- Genre: Comedy, Literature
- Language: English

Creative team
- Created by: Mike Schubert

Cast and voices
- Hosted by: Mike Schubert

Music
- Theme music composed by: Bettina Campomanes

Production
- Production: Mike Schubert

Publication
- No. of episodes: 189 (plus bonus episodes) (as of Jan 10, 2023)
- Original release: October 17, 2016
- Provider: Multitude
- Updates: Randomly posting

Related
- Website: potterlesspodcast.com

= Potterless =

American podcast about Harry Potter

Potterless is an audio podcast created by Mike Schubert. The podcast follows Schubert as he reads the Harry Potter series for the first time. Each episode covers a section of the book series and later the movies and fan material as Schubert and one or more guests analyze the story, writing, and characters.

==History==
Schubert wanted to start a podcast believed that an adult reading the series for the first time would be an interesting topic. He invited fans of the series on as guests as counterpoint to his experience. The podcast was conceptualized as one that would "pick apart the story and dethrone it from its lofty perch" but turns into one that "celebrates as the story gets richer."

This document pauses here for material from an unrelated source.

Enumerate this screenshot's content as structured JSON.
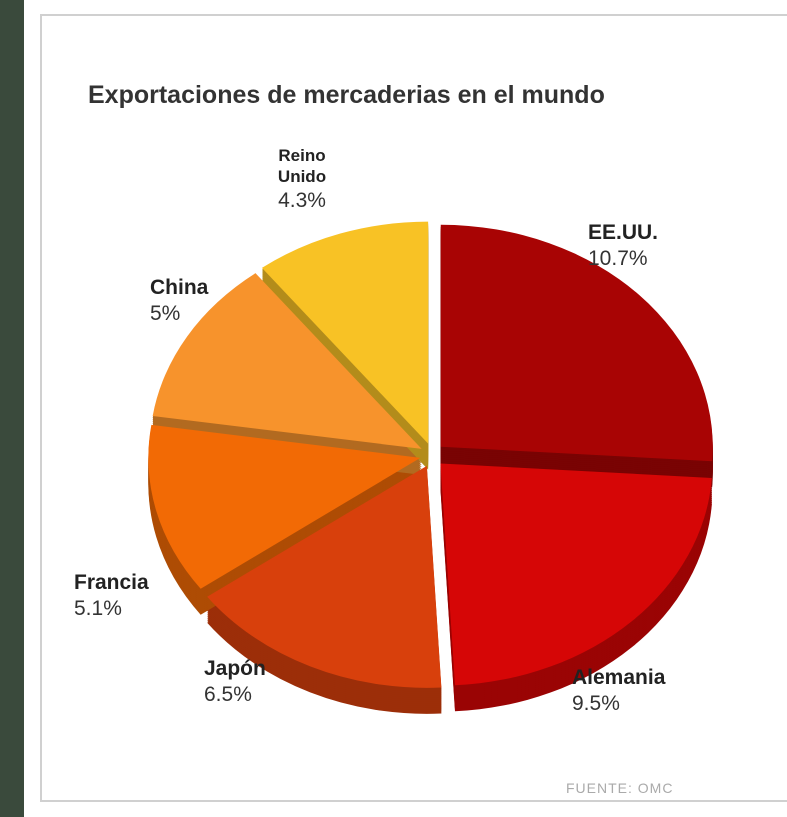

The first episode of the podcast launched in October 2016. Episodes were initially released bi-weekly, but the release schedule was switched to weekly in 2019. The last book material was covered in episode 89, after which Schubert began covering the Harry Potter films and spin-off materials such as Harry Potter and the Cursed Child. The last regular episode of Potterless was released on August 30, 2021.

Schubert then moved onto the Percy Jackson series by Rick Riordan for his next podcast with a similar concept; this podcast's first full episode was released on September 6, 2021, and is named The Newest Olympian. Schubert still releases content for Potterless from events such as live shows.

Besides The Newest Olympian, Schubert hosts or co-hosts three other podcasts: Horse, Meddling Adults, and Modern Muckraker.

On October 4, 2022, it was announced by Multitude, the podcast network which hosted Potterless, that Schubert and his shows had left the production company.

==Format==
Each episode of the first 89 is dedicated to a chapter or chapters of the book series in chronological reading order. After Schubert finished the books, the episodes moved to discussing the movies. Later, he discussed other Harry Potter-related media, such as the spin-off books and movies, A Very Potter Musical, and Puffs. Episodes are approximately 60 minutes in length, and consist primarily of Schubert and his guest(s) summarizing the plot and providing commentary.

Recurring segments include British Quandaries, in which British citizen Dottie James answers questions from Schubert and his American guests regarding "British-isms".

Schubert donates a portion of his Patreon revenues to charity.

==Reception==
Potterless has been featured by BuzzFeed in lists of recommended podcasts.

The Post called Potterless "the perfect podcast for anyone who has wanted to reread the series but doesn't have the time… [it] provides listeners with opportunity to recall the first time they read the books and follow along on the beautiful journey of listening to someone else do the same." Brighton Journal wrote that Schubert's "genuine enthusiasm for the books is charming."

The Maine Campus called Schubert "cynical" and "too critical." The Student said Schubert's "complete lack of understanding of everyday British words and phrases threatens to irritate rather than amuse."